Est-ce à dire que tout conflit aurait disparu et que désormais par la magie d’une expression s’effacerait la violence inhérente aux relations interhumaines ? Si l’expression  » métissage culturel  » peut parfois sembler exorciser toute violence en offrant une image idéalisée de la rencontre interhumaine, le mot  » métissage  » suffit à rappeler que celle-ci est toujours potentiellement porteuse de violence et de forces de destruction.
La violence naît de la différence qui apparaît comme menaçante. Or, la commune humanité est faite de différences multiples, parmi celles-ci des dissymétries insurmontables : l’âge, le sexe et l’origine ethnique. Naître en Asie, en Amérique ou en Europe entraîne la différence des langues, des couleurs de peaux, des modes de vie. Dans la plupart des enquêtes concernant l’émigration, les mêmes points d’achoppement reviennent sans cesse : la tradition et l’autorité, les relations entre les sexes et le mariage, les rites, la cuisine ou la religion.
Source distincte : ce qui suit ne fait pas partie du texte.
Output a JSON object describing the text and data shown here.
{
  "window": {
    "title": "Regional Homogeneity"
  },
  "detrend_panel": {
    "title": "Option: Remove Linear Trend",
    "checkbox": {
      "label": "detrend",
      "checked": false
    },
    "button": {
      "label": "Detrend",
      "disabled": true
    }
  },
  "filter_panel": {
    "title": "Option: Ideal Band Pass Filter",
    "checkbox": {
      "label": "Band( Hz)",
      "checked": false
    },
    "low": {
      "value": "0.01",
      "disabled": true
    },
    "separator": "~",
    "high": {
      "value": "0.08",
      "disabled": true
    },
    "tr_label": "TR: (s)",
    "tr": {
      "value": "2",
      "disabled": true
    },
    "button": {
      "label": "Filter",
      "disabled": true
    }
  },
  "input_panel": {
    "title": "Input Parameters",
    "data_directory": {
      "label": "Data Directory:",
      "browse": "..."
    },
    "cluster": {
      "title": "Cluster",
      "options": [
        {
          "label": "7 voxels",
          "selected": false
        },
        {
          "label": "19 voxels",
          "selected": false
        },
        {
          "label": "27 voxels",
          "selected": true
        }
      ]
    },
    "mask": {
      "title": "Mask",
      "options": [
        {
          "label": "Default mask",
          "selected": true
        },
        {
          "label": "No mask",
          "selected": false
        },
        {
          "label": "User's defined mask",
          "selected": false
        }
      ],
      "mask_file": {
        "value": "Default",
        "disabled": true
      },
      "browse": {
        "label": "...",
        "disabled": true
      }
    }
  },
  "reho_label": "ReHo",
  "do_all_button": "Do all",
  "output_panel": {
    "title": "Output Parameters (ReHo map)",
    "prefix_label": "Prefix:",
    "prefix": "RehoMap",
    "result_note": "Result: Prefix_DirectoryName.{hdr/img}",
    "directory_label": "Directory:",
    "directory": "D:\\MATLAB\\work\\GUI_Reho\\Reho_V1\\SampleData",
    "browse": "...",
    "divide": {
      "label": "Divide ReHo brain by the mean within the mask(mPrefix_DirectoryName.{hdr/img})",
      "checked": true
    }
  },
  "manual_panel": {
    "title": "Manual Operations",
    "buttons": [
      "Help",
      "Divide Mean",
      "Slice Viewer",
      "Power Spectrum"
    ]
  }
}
Autant de points qui concernent le corps. La coutume, la loi, le droit même, transforment en inégalités ces dissymétries et inscrivent dans les comportements et les textes la supériorité de tel groupe sur tel autre, de tel individu sur tel autre.
Traverser la violence
Tel est le mécanisme qui engendre la violence. Celle-ci peut être affichée et explicite, ou masquée sous les voiles de l’exotisme ou sous l’évocation de la grande communion humaine universelle. Un certain discours de la mondialisation et du mélange des cultures gomme ainsi les aspérités de la rencontre interhumaine. Mais la violence latente n’en est pas supprimée pour autant. Non seulement du fait de l’histoire dont le présent est le produit et qui fait que l’intensification des échanges dus à la mondialisation s’inscrit dans la continuité de la colonisation et des terribles violences qui ont accompagné celle-ci, mais aussi du fait que toute rencontre se doit de traverser et d’exorciser les menaces dont elle est porteuse.
Il ne suffit pas de récuser la violence, ni de la dénoncer au nom de l’opposition au  » racisme « . Au-delà, il devient nécessaire de la conjurer et de la traverser. C’est dire que l’on ne peut faire l’économie du politique où, précisément, la loi se substitue à la coutume et l’égalité des citoyens est proclamée à l’encontre des inégalités reçues de la tradition. On tient même là un critère permettant d’évaluer les systèmes législatifs. Dans quelle mesure un système politique permet-il aux membres d’une société donnée d’affirmer à la fois leur unité et leurs différences ?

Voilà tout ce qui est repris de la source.